It was Badr. He’d thrown his shoe.

‘Good riddance,’ he said.

 

They went back to their lazing, skin sweaty and sticky, dozing on and off, laughing. A few hours later the sun began to go down, it was time to go. Sarah pulled on her dress and flip-flops, and they all walked towards the main avenue filled with the roar of traffic and hawkers selling corn on the cob. They kissed each other goodbye, and when she embraced Driss she tried to give him a lingering kiss on the cheek that would mean something, make him understand. It didn’t work. The second she’d finished pressing her lips to his skin he turned to the road without a word, eyes fixed to the ground, and walked towards the carpark behind McDonald’s, where he’d left his motorbike.

The others were leaving too, everyone heading in different directions. Sarah made as if she was going north, towards Anfa Supérieur, where the beautiful villas basked, but she soon turned east towards Hay Mohammadi. She walked for nearly an hour. It was dark by the time she reached home.

Home was a falling-down brick building. There was never any hot water. Since there were no curtains or shutters on the windows, she could see from the street that the lights were out, that her mother wasn’t back. Further along on the right, behind some rusty fencing, loomed the bidonville. There the shacks were built of old flattened petrol cans, and all around you could see the names and colours of service stations, Afriquia, Mobil, Total. At least her house was made of brick, thought Sarah, and even if they weren’t amazing bricks, and it was damp, it wasn’t so bad; her mother always said that so long as you’re on the right side of the tracks, you’re not on the wrong side of the tracks.
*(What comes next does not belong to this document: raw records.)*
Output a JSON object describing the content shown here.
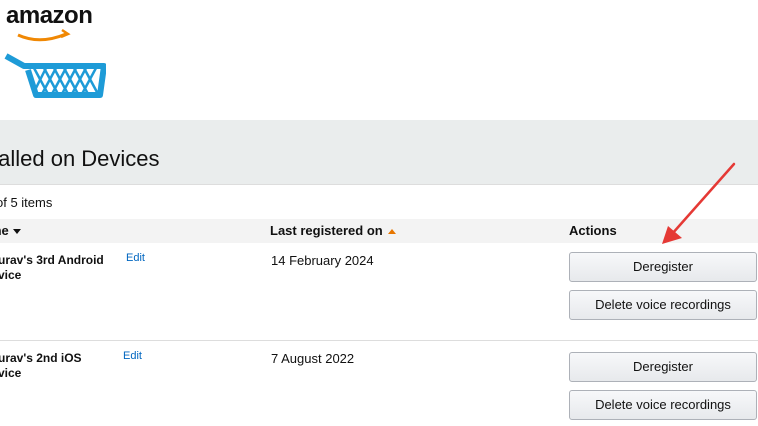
{
  "logo": {
    "text": "amazon"
  },
  "page": {
    "title": "talled on Devices",
    "item_count": "of 5 items"
  },
  "table": {
    "headers": {
      "name": "me",
      "last_registered": "Last registered on",
      "actions": "Actions"
    },
    "rows": [
      {
        "device_name_line1": "urav's 3rd Android",
        "device_name_line2": "vice",
        "edit": "Edit",
        "date": "14 February 2024",
        "deregister": "Deregister",
        "delete_voice": "Delete voice recordings"
      },
      {
        "device_name_line1": "urav's 2nd iOS",
        "device_name_line2": "vice",
        "edit": "Edit",
        "date": "7 August 2022",
        "deregister": "Deregister",
        "delete_voice": "Delete voice recordings"
      }
    ]
  },
  "colors": {
    "link": "#0066c0",
    "sort_accent": "#e77600",
    "annotation_arrow": "#e53935",
    "logo_cart": "#1e9bd7"
  }
}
She was about to open the front door when she heard a voice—she knew he’d be here, the little shit.

 

‘Sarah! Sarah!’ Without turning round, she said in Arabic, ‘Sorry, but honestly you deserved it.’ He chuckled. On the other side of the fencing, Abdellah balanced like a monkey on some railings. ‘You think you’re better than we are, Lalla Sarah, because you hang out with the rich kids?’

He was always coming out with this thing about the rich kids. It made him laugh to call her Lalla, giving her a swanky title because he thought she fancied herself a queen. But she knew one day she really would be addressed as Lalla, and the little Arab brat would still be stuck in this slum.

‘Of course I’m better than you. I’m French. We’re not the same, idiot.’

As she went inside, she distinctly heard Abdellah hiss, ‘We’re exactly the same.’

2

Six months earlier

Driss had this way of not looking at girls. The very first time she ever saw him, at the beginning of 1994, his eyes had slid right over her. As if she’d been a current of air—there was nothing about her that caught his eye. Suddenly she was a little girl again, sneaking snake-like into the Lynx cinema on Avenue Mers Sultan. She’d plunge her entire being into the dark pupils of the Egyptian stars; and those beautiful Cairene eyes, staring straight out of the screen, gave her nothing back. They too slid right over her.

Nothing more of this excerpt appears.